Chez certaines communautés, le territoire a un caractère sacré et entretient avec le groupe occupant un lien presque consubstantiel. L’histoire de sa découverte est souvent émaillée de mythes et de légendes qui tendent à en faire un don céleste. Des parallèles avec des lieux universellement reconnus saints sont systématiquement établis dans le but d’authentifier sa sacralité, mais également de forcer le respect et l’admiration des communautés environnantes.
Les territoires du Sénégal : des origines et des réalités complexes
Les territoires trouvés par les colons à leur arrivée n’étaient pas de simples étendues de terres primitives, sans organisation. Bref, des no man’s land. Les peuples qui les occupaient - c’est-à-dire nos grands-parents et nos arrière-grands-parents - disposaient déjà de formes territoriales très avancées, bien organisées et parfaitement hiérarchisées. Dans une certaine mesure, l’administration coloniale n’a fait que conserver les formes précoloniales, les manœuvres territoriales les plus importantes ayant eu lieu dans les régions nomades (Mali, Niger, Mauritanie). Une observation attentive des découpages successifs permet en effet de constater de curieuses coïncidences entre des limites de royaumes et celles des certains découpages postérieurs (cantons, arrondissements, régions, etc.). C’est également dans la logique de maintenir ces formes que le pouvoir colonial avait opté de confier l’administration des cantons et autres subdivisions territoriales locales aux chefferies indigènes. C’est le régime de l’indigénat. En optant pour ce système de gouvernance, l’administration coloniale visait deux objectifs : la préservation des équilibres et rapports de forces existants et la facilitation de l’exploitation des ressources de la colonie par chefs locaux interposés. L’option de la force pour dominer et s’installer librement ne semble pas préméditée. Elle s’est dessinée au fur et à mesure des circonstances et n’avait aucunement pour objectif de faire table-rase sur l’existant.
Au Sénégal, les territoires actuels sont une émanation directe de ces formes territoriales historiques (royaumes, provinces, cercles, cantons …). Autrement dit, leurs palimpsestes. Aujourd’hui, celles-ci ont - dans leur forme juridique - certes disparu, mais leurs empreintes restent indélébilement gravées dans la mémoire locale.

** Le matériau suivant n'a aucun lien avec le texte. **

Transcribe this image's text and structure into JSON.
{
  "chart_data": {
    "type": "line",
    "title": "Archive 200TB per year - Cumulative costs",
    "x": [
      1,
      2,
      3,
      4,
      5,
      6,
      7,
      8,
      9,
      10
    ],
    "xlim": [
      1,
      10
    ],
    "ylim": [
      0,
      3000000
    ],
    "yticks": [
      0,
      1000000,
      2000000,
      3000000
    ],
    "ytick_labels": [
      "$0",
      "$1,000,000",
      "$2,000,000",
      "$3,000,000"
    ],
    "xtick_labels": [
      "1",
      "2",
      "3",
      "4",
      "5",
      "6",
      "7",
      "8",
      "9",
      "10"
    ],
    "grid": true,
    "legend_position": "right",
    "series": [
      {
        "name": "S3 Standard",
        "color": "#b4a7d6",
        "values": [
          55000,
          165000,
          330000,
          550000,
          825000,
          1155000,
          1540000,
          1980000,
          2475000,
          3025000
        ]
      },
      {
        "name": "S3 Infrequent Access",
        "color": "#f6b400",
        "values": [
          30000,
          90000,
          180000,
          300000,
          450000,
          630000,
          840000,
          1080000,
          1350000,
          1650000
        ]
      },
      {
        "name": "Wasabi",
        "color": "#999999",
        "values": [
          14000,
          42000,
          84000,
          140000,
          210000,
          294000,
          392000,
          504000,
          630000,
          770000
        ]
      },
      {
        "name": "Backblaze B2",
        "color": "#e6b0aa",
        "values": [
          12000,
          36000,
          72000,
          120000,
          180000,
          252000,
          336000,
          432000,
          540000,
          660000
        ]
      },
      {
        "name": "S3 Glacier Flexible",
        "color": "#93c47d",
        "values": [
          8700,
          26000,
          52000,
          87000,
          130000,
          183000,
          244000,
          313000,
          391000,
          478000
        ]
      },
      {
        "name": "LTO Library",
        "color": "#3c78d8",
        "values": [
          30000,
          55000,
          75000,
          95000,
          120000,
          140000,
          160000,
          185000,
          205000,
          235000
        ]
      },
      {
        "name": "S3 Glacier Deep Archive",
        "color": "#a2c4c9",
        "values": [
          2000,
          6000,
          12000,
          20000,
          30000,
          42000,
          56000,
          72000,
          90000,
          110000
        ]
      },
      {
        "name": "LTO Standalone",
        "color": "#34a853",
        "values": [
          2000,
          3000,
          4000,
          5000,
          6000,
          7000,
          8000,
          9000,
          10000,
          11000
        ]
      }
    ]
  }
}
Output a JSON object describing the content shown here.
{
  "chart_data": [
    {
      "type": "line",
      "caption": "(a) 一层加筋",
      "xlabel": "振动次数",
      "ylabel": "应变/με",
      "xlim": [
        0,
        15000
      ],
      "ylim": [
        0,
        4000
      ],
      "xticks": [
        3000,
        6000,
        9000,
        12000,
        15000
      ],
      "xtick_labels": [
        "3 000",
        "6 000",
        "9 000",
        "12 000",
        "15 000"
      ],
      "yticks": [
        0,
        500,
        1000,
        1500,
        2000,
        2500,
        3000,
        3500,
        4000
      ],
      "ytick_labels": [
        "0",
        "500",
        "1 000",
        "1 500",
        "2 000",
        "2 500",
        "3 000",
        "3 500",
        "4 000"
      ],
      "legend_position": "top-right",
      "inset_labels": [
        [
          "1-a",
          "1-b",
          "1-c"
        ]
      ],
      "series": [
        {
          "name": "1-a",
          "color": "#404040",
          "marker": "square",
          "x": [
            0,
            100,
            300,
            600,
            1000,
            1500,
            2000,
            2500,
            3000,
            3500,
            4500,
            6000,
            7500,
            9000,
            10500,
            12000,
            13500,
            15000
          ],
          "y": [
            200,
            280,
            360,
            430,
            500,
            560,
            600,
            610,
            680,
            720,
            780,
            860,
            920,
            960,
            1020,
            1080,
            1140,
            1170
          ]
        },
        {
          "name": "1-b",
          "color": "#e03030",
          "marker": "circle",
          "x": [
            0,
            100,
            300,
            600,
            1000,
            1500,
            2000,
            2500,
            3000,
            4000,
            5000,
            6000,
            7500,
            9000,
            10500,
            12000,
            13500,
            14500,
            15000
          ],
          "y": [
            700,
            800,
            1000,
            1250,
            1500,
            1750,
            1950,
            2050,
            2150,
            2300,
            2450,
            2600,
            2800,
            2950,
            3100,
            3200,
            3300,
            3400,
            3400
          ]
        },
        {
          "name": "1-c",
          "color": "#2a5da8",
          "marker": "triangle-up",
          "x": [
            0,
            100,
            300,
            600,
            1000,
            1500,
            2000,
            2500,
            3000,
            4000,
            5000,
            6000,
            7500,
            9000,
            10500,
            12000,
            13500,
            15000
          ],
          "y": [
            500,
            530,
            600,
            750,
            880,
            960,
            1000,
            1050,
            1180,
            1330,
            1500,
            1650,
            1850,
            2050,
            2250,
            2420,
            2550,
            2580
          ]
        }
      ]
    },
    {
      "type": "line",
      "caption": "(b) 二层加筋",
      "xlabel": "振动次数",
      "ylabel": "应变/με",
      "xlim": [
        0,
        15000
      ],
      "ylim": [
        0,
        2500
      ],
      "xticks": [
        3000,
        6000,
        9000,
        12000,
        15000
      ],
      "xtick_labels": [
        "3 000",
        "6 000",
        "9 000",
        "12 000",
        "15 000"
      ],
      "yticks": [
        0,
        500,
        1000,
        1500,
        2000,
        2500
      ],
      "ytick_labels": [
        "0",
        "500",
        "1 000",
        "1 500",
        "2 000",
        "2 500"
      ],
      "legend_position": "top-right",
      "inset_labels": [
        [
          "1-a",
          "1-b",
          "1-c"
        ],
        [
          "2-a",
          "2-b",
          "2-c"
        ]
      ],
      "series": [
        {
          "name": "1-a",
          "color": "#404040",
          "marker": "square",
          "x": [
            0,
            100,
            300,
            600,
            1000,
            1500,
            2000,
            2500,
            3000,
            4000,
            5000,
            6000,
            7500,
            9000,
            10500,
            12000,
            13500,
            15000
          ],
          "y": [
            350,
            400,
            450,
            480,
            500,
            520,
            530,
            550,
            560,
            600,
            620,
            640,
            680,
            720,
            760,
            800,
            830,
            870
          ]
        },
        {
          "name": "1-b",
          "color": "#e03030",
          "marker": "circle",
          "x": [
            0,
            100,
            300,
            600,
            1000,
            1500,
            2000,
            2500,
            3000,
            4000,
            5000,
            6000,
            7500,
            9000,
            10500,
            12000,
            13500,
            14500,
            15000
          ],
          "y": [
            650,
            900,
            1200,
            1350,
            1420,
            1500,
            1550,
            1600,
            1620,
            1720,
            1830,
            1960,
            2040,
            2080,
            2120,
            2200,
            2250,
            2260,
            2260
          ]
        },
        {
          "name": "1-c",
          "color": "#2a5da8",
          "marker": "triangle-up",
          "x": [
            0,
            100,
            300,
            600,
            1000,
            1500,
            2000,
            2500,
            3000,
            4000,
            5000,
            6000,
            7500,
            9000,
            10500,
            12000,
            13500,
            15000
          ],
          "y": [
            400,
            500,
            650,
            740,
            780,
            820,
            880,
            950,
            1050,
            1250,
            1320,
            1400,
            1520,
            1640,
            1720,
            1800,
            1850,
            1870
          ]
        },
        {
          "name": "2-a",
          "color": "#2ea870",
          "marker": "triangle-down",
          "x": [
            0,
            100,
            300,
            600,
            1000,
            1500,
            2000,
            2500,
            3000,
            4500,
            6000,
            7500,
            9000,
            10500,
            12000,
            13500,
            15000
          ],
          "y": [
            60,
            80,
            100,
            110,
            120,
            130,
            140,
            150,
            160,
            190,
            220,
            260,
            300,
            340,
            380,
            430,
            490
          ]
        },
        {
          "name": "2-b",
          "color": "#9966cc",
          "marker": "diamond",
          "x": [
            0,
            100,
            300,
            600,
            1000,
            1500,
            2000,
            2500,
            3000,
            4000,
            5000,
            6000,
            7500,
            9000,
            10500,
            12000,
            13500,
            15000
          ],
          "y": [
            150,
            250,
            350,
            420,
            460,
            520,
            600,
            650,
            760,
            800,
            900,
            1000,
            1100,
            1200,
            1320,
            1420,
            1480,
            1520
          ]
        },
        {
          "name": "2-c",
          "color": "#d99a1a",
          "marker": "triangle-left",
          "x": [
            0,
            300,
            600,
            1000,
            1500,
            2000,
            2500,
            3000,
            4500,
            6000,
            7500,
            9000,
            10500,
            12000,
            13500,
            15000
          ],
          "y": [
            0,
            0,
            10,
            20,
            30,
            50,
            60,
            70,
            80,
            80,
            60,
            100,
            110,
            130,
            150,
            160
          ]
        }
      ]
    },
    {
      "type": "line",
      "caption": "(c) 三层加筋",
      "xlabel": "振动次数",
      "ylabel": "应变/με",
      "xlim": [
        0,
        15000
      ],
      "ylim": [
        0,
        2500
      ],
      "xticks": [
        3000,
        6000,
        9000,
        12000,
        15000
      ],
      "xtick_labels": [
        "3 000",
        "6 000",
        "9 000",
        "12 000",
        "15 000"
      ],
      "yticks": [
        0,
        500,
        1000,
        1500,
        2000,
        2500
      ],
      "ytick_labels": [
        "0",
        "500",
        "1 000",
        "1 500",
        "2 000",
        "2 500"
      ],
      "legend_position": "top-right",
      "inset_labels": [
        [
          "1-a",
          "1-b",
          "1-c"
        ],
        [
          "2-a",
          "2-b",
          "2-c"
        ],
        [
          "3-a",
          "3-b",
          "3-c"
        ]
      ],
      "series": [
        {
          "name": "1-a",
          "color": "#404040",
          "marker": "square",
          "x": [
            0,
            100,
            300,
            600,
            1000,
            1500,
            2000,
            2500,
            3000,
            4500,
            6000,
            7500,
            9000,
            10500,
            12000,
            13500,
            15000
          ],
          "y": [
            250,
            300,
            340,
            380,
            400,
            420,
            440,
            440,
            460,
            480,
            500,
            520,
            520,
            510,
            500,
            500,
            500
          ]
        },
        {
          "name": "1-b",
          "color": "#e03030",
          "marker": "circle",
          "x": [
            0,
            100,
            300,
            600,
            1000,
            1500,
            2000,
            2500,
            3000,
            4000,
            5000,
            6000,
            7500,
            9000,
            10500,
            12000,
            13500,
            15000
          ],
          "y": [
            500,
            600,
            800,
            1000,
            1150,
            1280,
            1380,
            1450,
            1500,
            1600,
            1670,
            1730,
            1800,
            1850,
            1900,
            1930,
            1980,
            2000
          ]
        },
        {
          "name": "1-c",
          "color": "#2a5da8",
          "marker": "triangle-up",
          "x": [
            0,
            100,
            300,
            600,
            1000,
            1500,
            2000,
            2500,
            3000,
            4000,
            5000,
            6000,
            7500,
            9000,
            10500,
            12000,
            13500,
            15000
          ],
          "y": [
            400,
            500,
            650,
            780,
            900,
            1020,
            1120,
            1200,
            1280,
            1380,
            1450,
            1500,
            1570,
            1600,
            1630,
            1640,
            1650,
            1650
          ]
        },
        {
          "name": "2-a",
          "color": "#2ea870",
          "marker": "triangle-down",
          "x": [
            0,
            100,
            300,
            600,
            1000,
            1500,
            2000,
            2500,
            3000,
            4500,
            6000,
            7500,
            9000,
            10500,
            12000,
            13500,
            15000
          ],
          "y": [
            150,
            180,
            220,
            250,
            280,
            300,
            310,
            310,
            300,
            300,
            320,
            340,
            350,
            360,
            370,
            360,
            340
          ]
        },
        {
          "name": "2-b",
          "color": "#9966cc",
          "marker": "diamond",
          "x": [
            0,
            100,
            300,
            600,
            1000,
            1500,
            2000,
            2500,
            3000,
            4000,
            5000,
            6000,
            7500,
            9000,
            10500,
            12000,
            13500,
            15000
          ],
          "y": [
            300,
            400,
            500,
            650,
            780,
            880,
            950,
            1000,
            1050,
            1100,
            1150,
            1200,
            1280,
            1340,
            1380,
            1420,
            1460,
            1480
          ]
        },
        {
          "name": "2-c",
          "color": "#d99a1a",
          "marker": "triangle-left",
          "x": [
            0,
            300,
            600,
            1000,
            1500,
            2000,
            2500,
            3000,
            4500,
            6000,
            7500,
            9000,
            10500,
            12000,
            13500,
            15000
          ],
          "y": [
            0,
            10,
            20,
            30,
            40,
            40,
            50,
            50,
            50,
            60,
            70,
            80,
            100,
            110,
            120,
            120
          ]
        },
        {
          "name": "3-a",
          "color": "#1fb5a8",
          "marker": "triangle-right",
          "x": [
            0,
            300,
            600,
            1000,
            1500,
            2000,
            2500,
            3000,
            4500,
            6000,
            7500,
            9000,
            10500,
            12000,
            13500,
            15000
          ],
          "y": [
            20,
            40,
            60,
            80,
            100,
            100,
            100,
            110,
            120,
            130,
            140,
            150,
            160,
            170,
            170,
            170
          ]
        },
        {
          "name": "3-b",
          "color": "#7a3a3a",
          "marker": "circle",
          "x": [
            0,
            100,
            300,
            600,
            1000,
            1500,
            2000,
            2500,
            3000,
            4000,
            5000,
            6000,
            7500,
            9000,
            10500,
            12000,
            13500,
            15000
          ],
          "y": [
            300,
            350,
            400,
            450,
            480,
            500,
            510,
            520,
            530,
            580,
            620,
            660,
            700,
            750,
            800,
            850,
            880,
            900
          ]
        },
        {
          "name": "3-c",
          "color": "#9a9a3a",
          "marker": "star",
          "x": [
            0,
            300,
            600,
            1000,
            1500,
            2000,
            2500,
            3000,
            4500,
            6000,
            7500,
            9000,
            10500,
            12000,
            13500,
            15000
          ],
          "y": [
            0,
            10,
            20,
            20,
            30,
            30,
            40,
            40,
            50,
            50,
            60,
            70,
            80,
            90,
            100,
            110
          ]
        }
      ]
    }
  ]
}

Une visite dans les anciennes provinces du Baol, du Cayor ou du Sine, par exemple, permettrait de constater que certains notables locaux sont encore capables de reconstituer avec précision les limites de leur territoire d’origine dont l’identité est encore jalousement entretenue par les descendants des lignages fondateurs. L’attachement au territoire d’origine s’exprime par l’usage continu de titres historiques (buur,djiaraf, lamane, farba, etc.) pour désigner certaine chefs locaux ou de noms autochtones pour indiquer le territoire de résidence.
Le titre de buur, par exemple, semble subsister dans certaines contrées du Sénégal. Le buur y est encore une institution reconnue, respectée, vénérée, consultée, et surtout crainte. Le burr est le gardien des symboles de la royauté, le protecteur du legs des ancêtres. A Gandiaye « buur Gandiaye » ou à Oussouye « Roi de Oussouye » - pour ne citer que ces deux exemples - le titre de buur n’est pas seulement honorifique. L’autorité des buur demeure une réalité et s’appuie sur un territoire bien défini, celui des ancêtres. Ils restent encore investis d’un certain nombre de missions parmi lesquelles la préservation de l’unité physique du territoire d’origine et le maintien de la paix sociale occupent une place extrêmement importante. Ils sont régulièrement consultés et intercèdent souvent en faveur de personnes résidants dans leur territoire.
Dans d’autres contextes, la référence au droit musulman - et parfois coutumier - continue de légitimer l’exercice des droits pré-étatiques. A Touba,Tivaoune, Darou Mosty, Médina Gounass ou Cambérène à Dakar, les Khalifs jouent un rôle extrêmement important dans la gestion des affaires de leurs cités qui - comme l’a déjà, surtout pour le cas de Touba, montré le Géographe sénégalais Cheikh Guèye - constituent les signes de processus de territorialisation réussi ; les marques d’un attachement fusionnel au territoire originel. Ils sont les dépositaires des pouvoirs des Khalifs fondateurs et s’arrogent une autorité « illimitée » sur leurs territoires respectifs.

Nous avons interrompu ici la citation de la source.